The wording of the event announcement already led us to expect some emotional discussion: “Things are seething in front of and behind the cameras“. “Whose dream are we talking about when the film industry styles itself as a dream factory? What ideals are being conveyed, what realities and identification models are being shaped, and who is allowed to have a say in this?“ Many of the individuals and institutions interviewed by German Films were represented. Right at the start, Prof. Dr. Elizabeth Prommer from the University of Rostock presented results from her “Progress Study on Audiovisual Diversity in Cinema“. This in-depth analysis covered an investigation period extending from the previous study in 2017 to the winter of 2020. The study was again launched together with the MaLisa Foundation of Maria and Elisabeth Furtwängler and their partner institutions./p>

Prommer‘s results scientifically confirmed what was already known as “perceived truth“ in many personal accounts of people’s experiences. Stereotypical images continue to prevail. Up until 2020, for example, women were primarily visualised as young, slim, white, heterosexual characters mainly interested in relationship problems. Even though women are now visible as protagonists almost as often as men, they continue to be given less di­verse roles. This applies to their sexual orientation as well as to their origin or intact bodies.
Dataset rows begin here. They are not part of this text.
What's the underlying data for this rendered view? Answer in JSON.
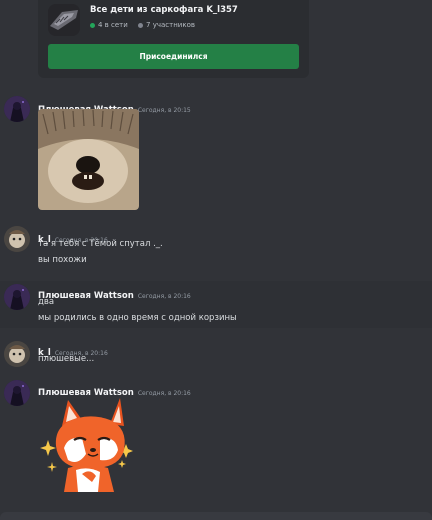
{
  "invite": {
    "server_name": "Все дети из саркофага K_l357",
    "online": "4 в сети",
    "members": "7 участников",
    "join_label": "Присоединился"
  },
  "messages": [
    {
      "author": "Плюшевая Wattson",
      "timestamp": "Сегодня, в 20:15",
      "lines": [],
      "attachment": "image-hedgehog"
    },
    {
      "author": "k_l",
      "timestamp": "Сегодня, в 20:16",
      "lines": [
        "та я тебя с Тёмой спутал ._.",
        "вы похожи"
      ]
    },
    {
      "author": "Плюшевая Wattson",
      "timestamp": "Сегодня, в 20:16",
      "lines": [
        "два",
        "мы родились в одно время с одной корзины"
      ]
    },
    {
      "author": "k_l",
      "timestamp": "Сегодня, в 20:16",
      "lines": [
        "плюшевые..."
      ]
    },
    {
      "author": "Плюшевая Wattson",
      "timestamp": "Сегодня, в 20:16",
      "lines": [],
      "attachment": "sticker-fox"
    }
  ]
}
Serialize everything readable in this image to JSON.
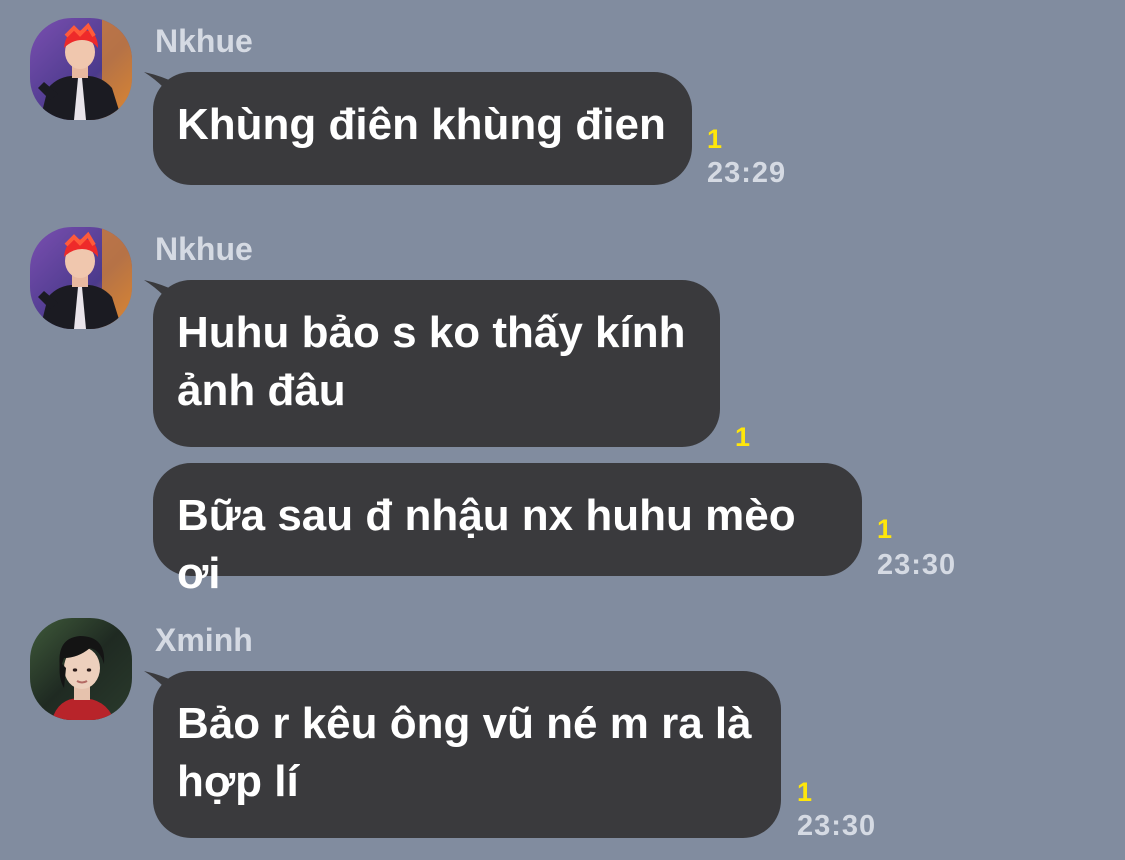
{
  "theme": {
    "background": "#818c9f",
    "bubble": "#3a3a3d",
    "bubble_text": "#ffffff",
    "meta_text": "#d5dae3",
    "unread_color": "#ffe60a"
  },
  "messages": [
    {
      "sender": "Nkhue",
      "avatar": "avatar-red-hair-performer",
      "text": "Khùng điên khùng đien",
      "unread": "1",
      "time": "23:29"
    },
    {
      "sender": "Nkhue",
      "avatar": "avatar-red-hair-performer",
      "text": "Huhu bảo s ko thấy kính\nảnh đâu",
      "unread": "1",
      "time": ""
    },
    {
      "sender": "",
      "avatar": "",
      "text": "Bữa sau đ nhậu nx huhu mèo ơi",
      "unread": "1",
      "time": "23:30"
    },
    {
      "sender": "Xminh",
      "avatar": "avatar-dark-hair-portrait",
      "text": "Bảo r kêu ông vũ né m ra là\nhợp lí",
      "unread": "1",
      "time": "23:30"
    }
  ]
}
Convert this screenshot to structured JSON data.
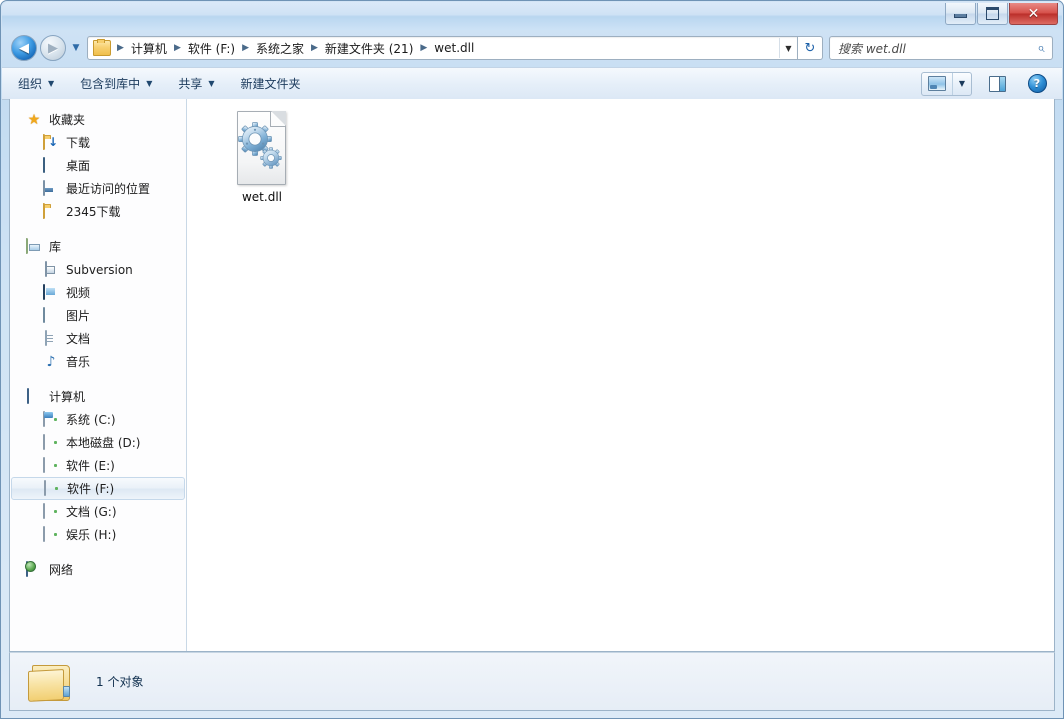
{
  "window": {
    "title": "",
    "controls": {
      "minimize": "—",
      "maximize": "▫",
      "close": "✕"
    }
  },
  "address_bar": {
    "back_glyph": "◀",
    "forward_glyph": "▶",
    "history_caret": "▼",
    "crumbs": [
      "计算机",
      "软件 (F:)",
      "系统之家",
      "新建文件夹 (21)",
      "wet.dll"
    ],
    "separator": "▶",
    "dropdown_caret": "▼",
    "refresh_glyph": "↻"
  },
  "search": {
    "placeholder": "搜索 wet.dll",
    "icon": "search-icon",
    "icon_glyph": "⌕"
  },
  "toolbar": {
    "items": [
      {
        "label": "组织",
        "has_caret": true
      },
      {
        "label": "包含到库中",
        "has_caret": true
      },
      {
        "label": "共享",
        "has_caret": true
      },
      {
        "label": "新建文件夹",
        "has_caret": false
      }
    ],
    "caret": "▼",
    "right": {
      "views_label": "更改您的视图",
      "preview_label": "显示预览窗格",
      "help_label": "?"
    }
  },
  "sidebar": {
    "groups": [
      {
        "header": {
          "label": "收藏夹",
          "icon": "star-icon"
        },
        "items": [
          {
            "label": "下载",
            "icon": "downloads-folder-icon"
          },
          {
            "label": "桌面",
            "icon": "desktop-icon"
          },
          {
            "label": "最近访问的位置",
            "icon": "recent-places-icon"
          },
          {
            "label": "2345下载",
            "icon": "folder-icon"
          }
        ]
      },
      {
        "header": {
          "label": "库",
          "icon": "library-icon"
        },
        "items": [
          {
            "label": "Subversion",
            "icon": "subversion-icon"
          },
          {
            "label": "视频",
            "icon": "video-icon"
          },
          {
            "label": "图片",
            "icon": "pictures-icon"
          },
          {
            "label": "文档",
            "icon": "documents-icon"
          },
          {
            "label": "音乐",
            "icon": "music-icon"
          }
        ]
      },
      {
        "header": {
          "label": "计算机",
          "icon": "computer-icon"
        },
        "items": [
          {
            "label": "系统 (C:)",
            "icon": "system-drive-icon",
            "selected": false
          },
          {
            "label": "本地磁盘 (D:)",
            "icon": "drive-icon",
            "selected": false
          },
          {
            "label": "软件 (E:)",
            "icon": "drive-icon",
            "selected": false
          },
          {
            "label": "软件 (F:)",
            "icon": "drive-icon",
            "selected": true
          },
          {
            "label": "文档 (G:)",
            "icon": "drive-icon",
            "selected": false
          },
          {
            "label": "娱乐 (H:)",
            "icon": "drive-icon",
            "selected": false
          }
        ]
      },
      {
        "header": {
          "label": "网络",
          "icon": "network-icon"
        },
        "items": []
      }
    ]
  },
  "content": {
    "files": [
      {
        "name": "wet.dll",
        "icon": "dll-gears-file-icon",
        "selected": false
      }
    ]
  },
  "status_bar": {
    "icon": "folder-icon",
    "text": "1 个对象"
  },
  "colors": {
    "window_frame": "#c3dcf2",
    "accent_blue": "#2f6ca8",
    "close_red": "#bb2f2a",
    "selection_border": "#c5d8ea",
    "folder_yellow": "#f2c355"
  }
}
For example, while about ten per cent of the population are homosexual, pre-2020 lesbian women appeared on screen at only one per cent, while gay men were at least represented at four per cent.The one-dimensionality of female roles was particularly prominent in productions directed by men, Prommer explained. In other ways, too, the composition of the team behind the camera demonstrably influences the diversity of the storylines. Another statistic illustrated the discrepancy between lived reality and scenarios depicted in film: 26 per cent of the population in Germany has a migration history, but in movies this was the case for only 15 per cent of all their protagonists up until 2020.

What this latest MaLisa study does not yet reflect is the period after 2020, which could be a turning point. The international movement against racism, Black Lives Matter, that started in 2020 and has led to changes, as the German Films survey on diversity also indicated. Especially where state funding is involved, regulations for the promotion of diversity are implemented almost everywhere in Germany today. Nevertheless, as actor Thelma Buabeng made clear at the Protestant Academy in Tutzing, there is still a long way to go. In the past, as a black female actor, she mainly received offers of roles as refugees, maids or slaves. Now she can play a lawyer or a teacher. But there are still formats that reproduce prejudices and racism. And they are always “a slap in the face“.